Ein Seecontainer beinhaltet zwischen 20 und 30 Tonnen Ladung. Sie zu entladen ist ein logistischer, zeitlicher und physischer Kraftakt. Hier können intelligente Robotersysteme von Copal unterstützen, SEW liefert dafür passende Antriebs- und Automatisierungstechnik.

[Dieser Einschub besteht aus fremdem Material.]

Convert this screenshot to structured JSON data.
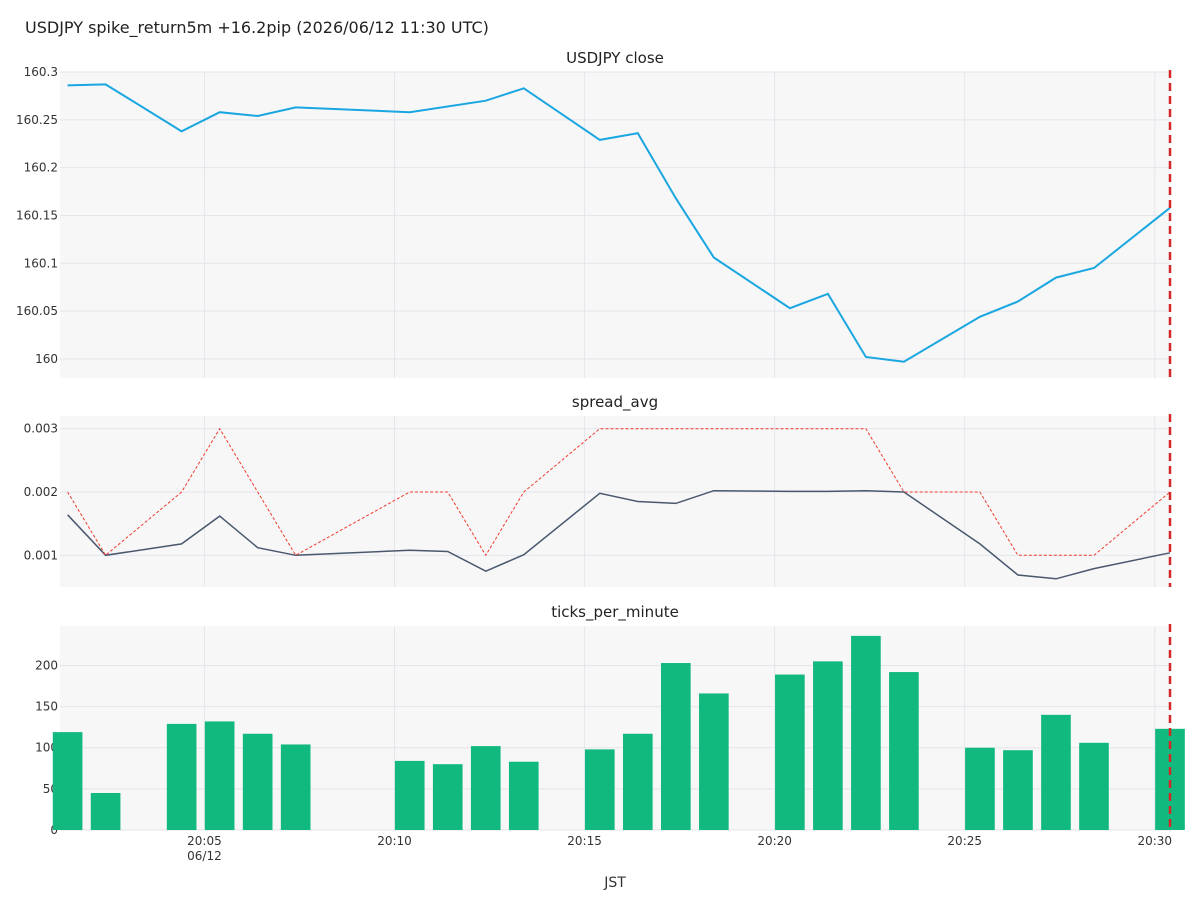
{
  "title": "USDJPY spike_return5m +16.2pip (2026/06/12 11:30 UTC)",
  "colors": {
    "close_line": "#1aa6e0",
    "spread_avg_line": "#4a586e",
    "spread_max_line": "#ef3b2c",
    "ticks_bar": "#12b97e",
    "event_marker": "#d62728",
    "panel_bg": "#f7f7f8",
    "grid": "#e4e6ec"
  },
  "chart_data": [
    {
      "type": "line",
      "title": "USDJPY close",
      "x": [
        "20:01",
        "20:02",
        "20:04",
        "20:05",
        "20:06",
        "20:07",
        "20:10",
        "20:12",
        "20:13",
        "20:15",
        "20:16",
        "20:17",
        "20:18",
        "20:20",
        "20:21",
        "20:22",
        "20:23",
        "20:25",
        "20:26",
        "20:27",
        "20:28",
        "20:30"
      ],
      "series": [
        {
          "values": [
            160.286,
            160.287,
            160.238,
            160.258,
            160.254,
            160.263,
            160.258,
            160.27,
            160.283,
            160.229,
            160.236,
            160.168,
            160.106,
            160.053,
            160.068,
            160.002,
            159.997,
            160.044,
            160.06,
            160.085,
            160.095,
            160.158
          ]
        }
      ],
      "yticks": [
        "160",
        "160.05",
        "160.1",
        "160.15",
        "160.2",
        "160.25",
        "160.3"
      ],
      "ylim": [
        159.98,
        160.3
      ]
    },
    {
      "type": "line",
      "title": "spread_avg",
      "x": [
        "20:01",
        "20:02",
        "20:04",
        "20:05",
        "20:06",
        "20:07",
        "20:10",
        "20:11",
        "20:12",
        "20:13",
        "20:15",
        "20:16",
        "20:17",
        "20:18",
        "20:20",
        "20:21",
        "20:22",
        "20:23",
        "20:25",
        "20:26",
        "20:27",
        "20:28",
        "20:30"
      ],
      "series": [
        {
          "values": [
            0.00164,
            0.001,
            0.00118,
            0.00162,
            0.00112,
            0.001,
            0.00108,
            0.00106,
            0.00075,
            0.00101,
            0.00198,
            0.00185,
            0.00182,
            0.00202,
            0.00201,
            0.00201,
            0.00202,
            0.002,
            0.00118,
            0.00069,
            0.00063,
            0.00079,
            0.00104
          ]
        },
        {
          "values": [
            0.002,
            0.001,
            0.002,
            0.003,
            0.002,
            0.001,
            0.002,
            0.002,
            0.001,
            0.002,
            0.003,
            0.003,
            0.003,
            0.003,
            0.003,
            0.003,
            0.003,
            0.002,
            0.002,
            0.001,
            0.001,
            0.001,
            0.002
          ]
        }
      ],
      "yticks": [
        "0.001",
        "0.002",
        "0.003"
      ],
      "ylim": [
        0.0005,
        0.0032
      ]
    },
    {
      "type": "bar",
      "title": "ticks_per_minute",
      "x": [
        "20:01",
        "20:02",
        "20:04",
        "20:05",
        "20:06",
        "20:07",
        "20:10",
        "20:11",
        "20:12",
        "20:13",
        "20:15",
        "20:16",
        "20:17",
        "20:18",
        "20:20",
        "20:21",
        "20:22",
        "20:23",
        "20:25",
        "20:26",
        "20:27",
        "20:28",
        "20:30"
      ],
      "values": [
        119,
        45,
        129,
        132,
        117,
        104,
        84,
        80,
        102,
        83,
        98,
        117,
        203,
        166,
        189,
        205,
        236,
        192,
        100,
        97,
        140,
        106,
        123
      ],
      "yticks": [
        "0",
        "50",
        "100",
        "150",
        "200"
      ],
      "ylim": [
        0,
        248
      ]
    }
  ],
  "x_axis": {
    "ticks": [
      "20:05",
      "20:10",
      "20:15",
      "20:20",
      "20:25",
      "20:30"
    ],
    "date_label": "06/12",
    "title": "JST"
  },
  "event_time": "20:30"
}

Beim Entlader Copal C2 fährt die Kabine von der Dockingstation aus in den Container. Das Transportband folgt und korrigiert automatisch Breiten- und Höhendifferenzen. © SEW

Das globale Gütertransportvolumen ist außergewöhnlich groß: Man spricht von etwa 100 Millionen Containern, die in der Welt transportiert werden. Weil Kunden ihre Waren immer schneller oder just in time geliefert bekommen möchten, steht die Transport- und Logistikbranche vor großen Herausforderungen. Seit Jahren hat sich der Zeitdruck permanent erhöht; jetzt kommt noch der fortschreitende Fachkräftemangel hinzu. Nach einem Zeitungsbericht vom Mai 2019 fehlten allein bei den Speditionen rund 10.000 Fahrzeugführer. Viele scheuten die körperlichen Belastungen wie schweres Heben sowie lange und unregelmäßige Arbeitszeiten. Die vorhandene Belegschaft sei überaltert und gehe in den kommenden Jahren in den Ruhestand. Auch aus Gründen des Unfallschutzes wäre eine Alternative zum manuellen Entladen von Containern sinnvoll. 

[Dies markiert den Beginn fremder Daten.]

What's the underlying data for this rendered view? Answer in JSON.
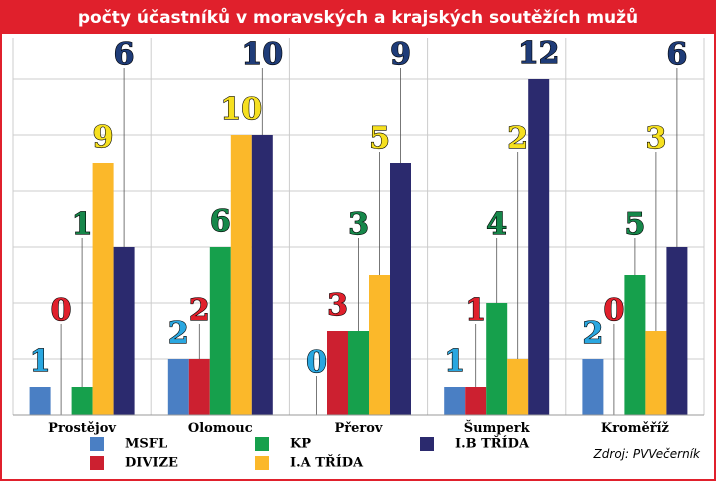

In der niederländischen Stadt ’s-Heerenberg (Provinz Gelderland), direkt an der Grenze zu Emmerich am Niederrhein, ist die Firma Copal Handling Systems beheimatet. Sie stellt solche Alternativen her: Robotersysteme, die auf engem Raum logistische Höchstleistungen vollbringen. Die Niederländer sehen hier eine große Marktlücke. Das Unternehmen begann mit der Entwicklung und dem Bau von Systemen zum Entladen von Sackware, in Zukunft wird sich Copal stärker auf Kartons konzentrieren und auf die technischen Möglichkeiten, sie reibungslos zu entladen, zu sortieren und zu stapeln.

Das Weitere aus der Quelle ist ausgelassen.